Abstract Teniposide (TEN) is a potent, broad spectrum antitumor agent, especially for cerebroma. But the application in clinic was limited because of its poor solubility. In this paper, teniposide nanosuspensions drug delivery system (TEN-NSDDS) for intravenous administration was developed for the first time. Specifically, TEN nanosuspensions were prepared by an anti-solvent sonication–precipitation method and evaluated in comparison with teniposide injection (VUMON) in vitro and in vivo . TEN nanosuspensions prepared showed rod-like morphology and the size was 151 ± 11 nm with a narrow poly dispersion index 0.138 determined by dynamic light scattering.

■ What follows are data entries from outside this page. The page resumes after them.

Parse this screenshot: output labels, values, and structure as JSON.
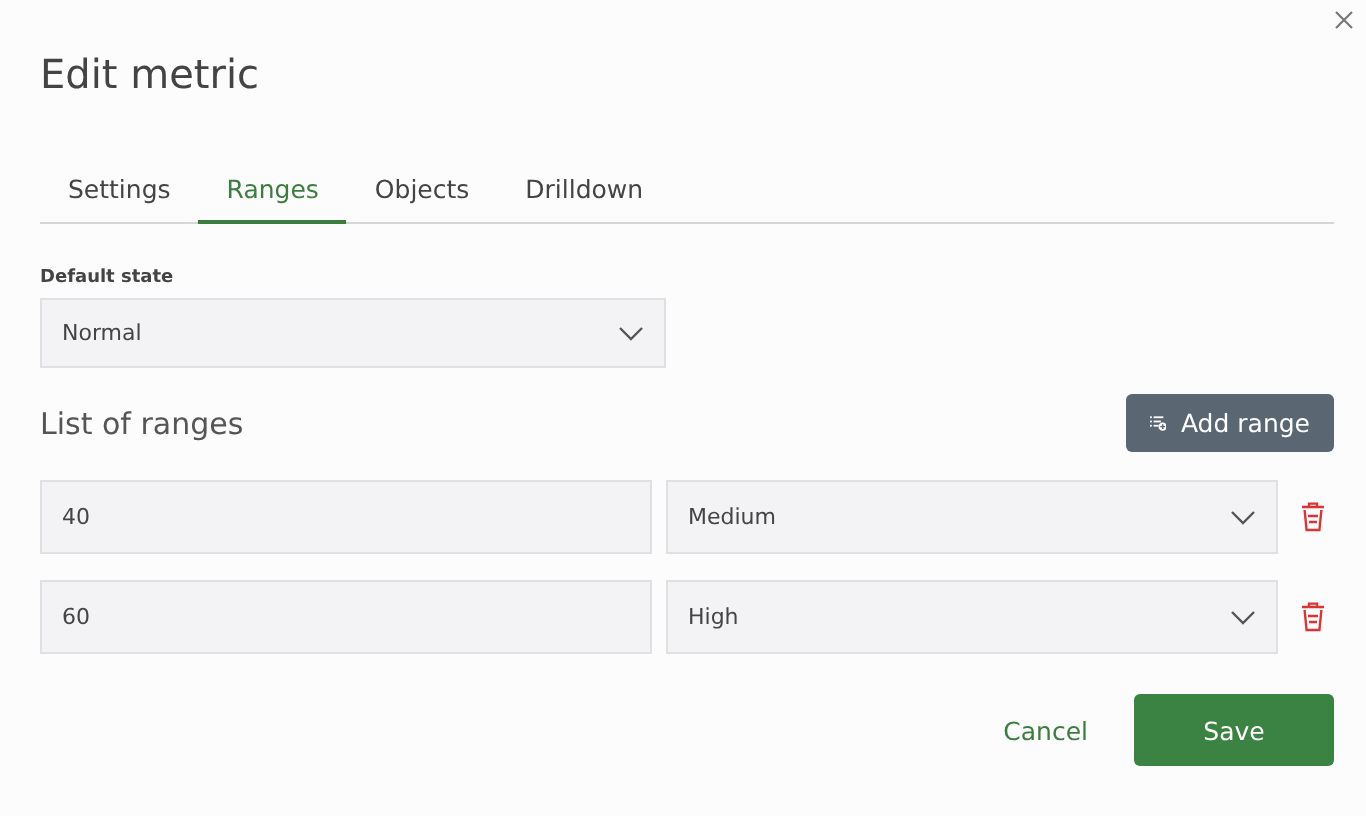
{
  "dialog": {
    "title": "Edit metric"
  },
  "tabs": [
    {
      "label": "Settings",
      "selected": false
    },
    {
      "label": "Ranges",
      "selected": true
    },
    {
      "label": "Objects",
      "selected": false
    },
    {
      "label": "Drilldown",
      "selected": false
    }
  ],
  "default_state": {
    "label": "Default state",
    "value": "Normal"
  },
  "ranges": {
    "heading": "List of ranges",
    "add_button": "Add range",
    "rows": [
      {
        "value": "40",
        "state": "Medium"
      },
      {
        "value": "60",
        "state": "High"
      }
    ]
  },
  "buttons": {
    "cancel": "Cancel",
    "save": "Save"
  }
}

The obtained TEN nanosuspensions were physically stable at least 10 days at 4 °C. And the freeze-drying preparations were stable during 3 months. The cytotoxicity of TEN nanosuspensions were considerable to that of VUMON against U87MG and C6 cells in vitro . When tested in rats bearing C6 tumors, the TEN concentration in the tumors treated by the nanosuspensions was more than 20 times than that by the TEN solution at 2 h. The TEN nanosuspensions exhibited significant tumor growth inhibition. Overall, the results suggested that nanosuspensions was an alternative formulation for teniposide to be administered intravenously, and it would be a promising formulation in clinic.